BUENOS AIRES (Reuters) - Venezuelan President Nicolas Maduro must be encouraged to ensure Sunday’s parliamentary election is democratic, Argentina’s Foreign Minister-designate Susana Malcorra said on Wednesday.
Malcorra’s comments followed a call from Argentine President-elect Mauricio Macri for Venezuela to be suspended from regional trade bloc Mercosur because of rights abuse accusations, including jailing political opponents.
“We must encourage the Venezuelan government that Sunday be handled within the strictest democratic framework,” Malcorra, who was U.N. chief Ban Ki-moon’s chief adviser before taking up the ministerial post, told reporters in Buenos Aires.
Center-right Macri’s tough stance against Maduro’s socialist government has opened up divisions within Mercosur, with Brazilian President Dilma Rousseff expressing concern over the idea of sidelining Venezuela from the bloc.

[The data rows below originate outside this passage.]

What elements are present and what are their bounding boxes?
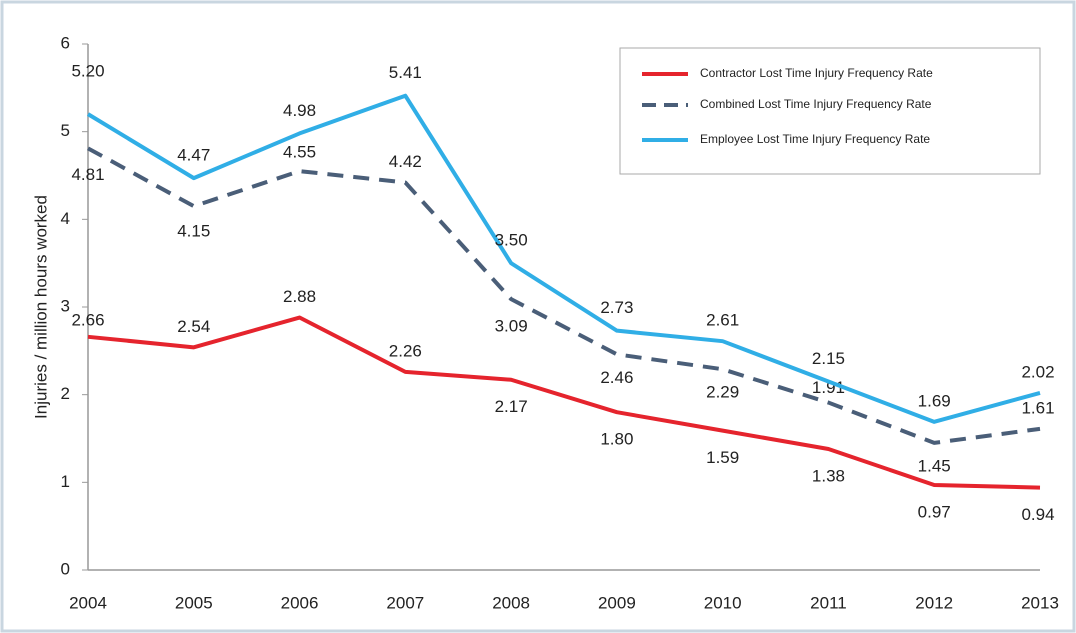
data-label: 1.69 — [918, 391, 951, 410]
data-label: 4.98 — [283, 101, 316, 120]
data-label: 4.47 — [177, 146, 210, 165]
data-label: 1.38 — [812, 467, 845, 486]
y-tick-label: 1 — [61, 472, 70, 491]
x-tick-label: 2009 — [598, 593, 636, 612]
data-label: 2.17 — [495, 397, 528, 416]
data-label: 4.42 — [389, 152, 422, 171]
data-label: 1.59 — [706, 448, 739, 467]
x-tick-label: 2007 — [386, 593, 424, 612]
data-label: 4.55 — [283, 143, 316, 162]
data-label: 3.09 — [495, 317, 528, 336]
x-tick-label: 2012 — [915, 593, 953, 612]
data-label: 1.80 — [600, 430, 633, 449]
y-tick-label: 6 — [61, 33, 70, 52]
data-label: 2.61 — [706, 311, 739, 330]
data-label: 2.66 — [71, 310, 104, 329]
x-tick-label: 2004 — [69, 593, 107, 612]
y-tick-label: 4 — [61, 209, 70, 228]
data-label: 2.46 — [600, 368, 633, 387]
data-label: 2.02 — [1021, 362, 1054, 381]
x-tick-label: 2011 — [810, 593, 847, 612]
legend-label: Contractor Lost Time Injury Frequency Ra… — [700, 66, 933, 80]
data-label: 2.26 — [389, 341, 422, 360]
data-label: 0.97 — [918, 502, 951, 521]
data-label: 1.61 — [1021, 398, 1054, 417]
x-tick-label: 2013 — [1021, 593, 1059, 612]
data-label: 4.81 — [71, 165, 104, 184]
data-label: 2.29 — [706, 383, 739, 402]
series-line — [87, 315, 1041, 490]
x-tick-label: 2008 — [492, 593, 530, 612]
series-line — [86, 93, 1041, 424]
x-tick-label: 2005 — [175, 593, 213, 612]
data-label: 5.20 — [71, 62, 104, 81]
data-label: 3.50 — [495, 231, 528, 250]
data-label: 2.73 — [600, 298, 633, 317]
y-tick-label: 5 — [61, 121, 70, 140]
legend-label: Combined Lost Time Injury Frequency Rate — [700, 97, 932, 111]
data-label: 2.15 — [812, 349, 845, 368]
series-line — [87, 146, 1041, 445]
x-tick-label: 2010 — [704, 593, 742, 612]
data-label: 1.45 — [918, 456, 951, 475]
legend-box — [619, 47, 1041, 175]
y-tick-label: 3 — [61, 296, 70, 315]
y-axis-label: Injuries / million hours worked — [31, 195, 50, 419]
y-tick-label: 0 — [61, 559, 70, 578]
data-label: 2.88 — [283, 287, 316, 306]
x-tick-label: 2006 — [281, 593, 319, 612]
data-label: 5.41 — [389, 63, 422, 82]
data-label: 0.94 — [1021, 505, 1054, 524]
y-tick-label: 2 — [61, 384, 70, 403]
data-label: 2.54 — [177, 317, 210, 336]
data-label: 4.15 — [177, 222, 210, 241]
legend-label: Employee Lost Time Injury Frequency Rate — [700, 132, 930, 146]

“Now, to use that democratic clause, you cannot just have a hypothesis. You need to prove a fact,” Rousseff said in Paris earlier this week.
Macri is due to meet Rousseff in Brazil on Friday. His advisers call the bilateral relationship with Brazil, Argentina’s main trade partner, a top foreign policy priority. [nL8N1385MI]
Malcorra said discussions between Argentina and Brazil needed to include evaluating how Venezuela’s political system moves forward in the coming days.
“We need to see what the result of the election is and the reaction to the result,” Malcorra said.
Venezuela’s opposition was quick to hail Macri’s narrow win over ruling party candidate Daniel Scioli as a blow for leftists in Latin America and a good omen for their own battle with “Chavismo” in the parliamentary vote. [nL1N13I0JS]
Malcorra’s comments risked further angering top Venezuelan officials. Last week, Venezuela’s second most powerful official rebuked Macri for offending a brother nation and told Macri to “leave the Venezuelan people alone, don’t mess with us.”
Venezuela’s opposition is trying to win control of the National Assembly on Sunday for the first time in more than 15 years, seeking to tap anger over the recession-hit economy.